Mysteries with strong female characters that reflect Jance’s life experiences and an authentic sense of place are among the qualities of Jance’s novels that fans enjoy.
With an academic scholarship, she was first person in her family to attend a four-year college, but Jance was denied entry into the University of Arizona’s creative writing program in 1964 because she was a woman. She was shooed off into “more appropriate” field for women – education. The evil creative-writing professor in “Hour of the Hunter” and “Kiss of the Bees” in Jance’s Walker Family series is not a coincidence.
She graduated in 1966 with a degree in English and secondary education, received masters in library science in 1970, taught at Pueblo High School for two years and was a librarian at Indian Oasis School District in Sells, Arizona, for five years.
Jance put her writing ambitions on the back burner while married to her first husband, who died from chronic alcoholism at 42, two years after their divorce. He had told her there would be only one writer in their family – and he was it.

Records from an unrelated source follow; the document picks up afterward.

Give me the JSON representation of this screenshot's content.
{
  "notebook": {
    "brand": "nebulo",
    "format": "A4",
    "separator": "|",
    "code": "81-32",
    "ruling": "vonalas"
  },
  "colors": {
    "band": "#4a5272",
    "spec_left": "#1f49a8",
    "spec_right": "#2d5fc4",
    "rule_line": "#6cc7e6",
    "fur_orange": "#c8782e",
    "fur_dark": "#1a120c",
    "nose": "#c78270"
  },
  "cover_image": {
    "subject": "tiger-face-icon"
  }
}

But Jance wrote poetry at night when her husband slept. Her collection of poems and memoirlike comments was published in “After the Fire,” in 1984 a year before her first novel. The third edition of “After the Fire,” was released last year.

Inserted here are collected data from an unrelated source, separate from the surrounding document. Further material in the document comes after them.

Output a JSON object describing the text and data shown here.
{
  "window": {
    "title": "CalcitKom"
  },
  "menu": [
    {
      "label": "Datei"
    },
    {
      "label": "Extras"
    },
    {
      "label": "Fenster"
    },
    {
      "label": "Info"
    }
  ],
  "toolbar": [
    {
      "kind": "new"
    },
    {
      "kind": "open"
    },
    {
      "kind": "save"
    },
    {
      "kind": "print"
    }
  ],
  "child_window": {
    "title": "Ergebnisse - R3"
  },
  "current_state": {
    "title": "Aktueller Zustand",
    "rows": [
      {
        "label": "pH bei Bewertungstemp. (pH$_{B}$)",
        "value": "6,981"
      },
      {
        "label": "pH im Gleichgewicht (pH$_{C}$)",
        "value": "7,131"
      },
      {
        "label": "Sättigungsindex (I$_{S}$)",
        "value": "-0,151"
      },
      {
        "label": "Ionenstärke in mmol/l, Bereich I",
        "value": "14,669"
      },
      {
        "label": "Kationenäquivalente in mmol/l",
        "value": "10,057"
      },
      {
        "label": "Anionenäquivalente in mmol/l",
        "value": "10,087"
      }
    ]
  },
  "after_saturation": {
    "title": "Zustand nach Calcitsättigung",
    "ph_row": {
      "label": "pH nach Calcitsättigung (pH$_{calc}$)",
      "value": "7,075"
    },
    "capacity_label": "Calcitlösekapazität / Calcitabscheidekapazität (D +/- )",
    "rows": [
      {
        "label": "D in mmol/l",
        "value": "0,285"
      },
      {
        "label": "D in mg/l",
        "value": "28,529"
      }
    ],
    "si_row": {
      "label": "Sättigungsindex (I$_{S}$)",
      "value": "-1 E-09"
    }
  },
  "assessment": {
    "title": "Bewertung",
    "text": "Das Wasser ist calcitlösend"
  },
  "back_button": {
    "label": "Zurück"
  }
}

Marriage to an alcoholic helped shape her character J.P. Beaumont, a Seattle homicide detective. Likewise, her experiences as a divorced mom with two children and a full-time job selling life insurance are mirrored in her series featuring Joanna Brady, the Cochise County sheriff.
The protagonist in the series that includes her 50th release, “Moving Target,” is former L.A. TV news anchor Ali Reynolds, who returns home to Sedona. That character was inspired by the ousting of Tucson anchorwoman Patty Weiss.
Bill Schilb, Jance’s husband of nearly 29 years, said she works nonstop, writing at least 1,000 to 2,500 words a day.
A retired electronics engineer, Schilb said he handles the accounting and scheduling, and helps with research and some copy-editing. They split their time between homes in Tucson and Seattle.
Jance, who doesn’t have an office, usually writes in an armchair. She writes one book at a time while juggling the copy-editing of other books or touring. Her next Brady book, “Remains of Innocence,” is due out Tuesday.
“I get energy back from readers,” said Jance, who writes a blog filled with personal stories that allows “readers to have a window on my world.”
She’s written about the harrowing 24 hours that their beloved rescue long-haired dachshund, Bella was missing.
Earlier this year, she shared an intense, poignant open letter to Dylan Farrow in which Jance shared her story of abuse at the hands of her grandfather and the significance of her father believing her story and his support sustaining her.
In a bit of poetic justice for someone rejected from the creative-writing program, Jance will offered a nine-day workshop in May at the University of Arizona on the art and business of writing. Jance said participants will write a novella during the hands-on workshop.
In addition, she and her stepson are collaborating on a Sugarloaf Cafe (from the Ali Reynolds series) cookbook.
“She doesn’t wind down,” said Schilb of Jance’s focus and stamina. “It would be a sad day if she couldn’t write.”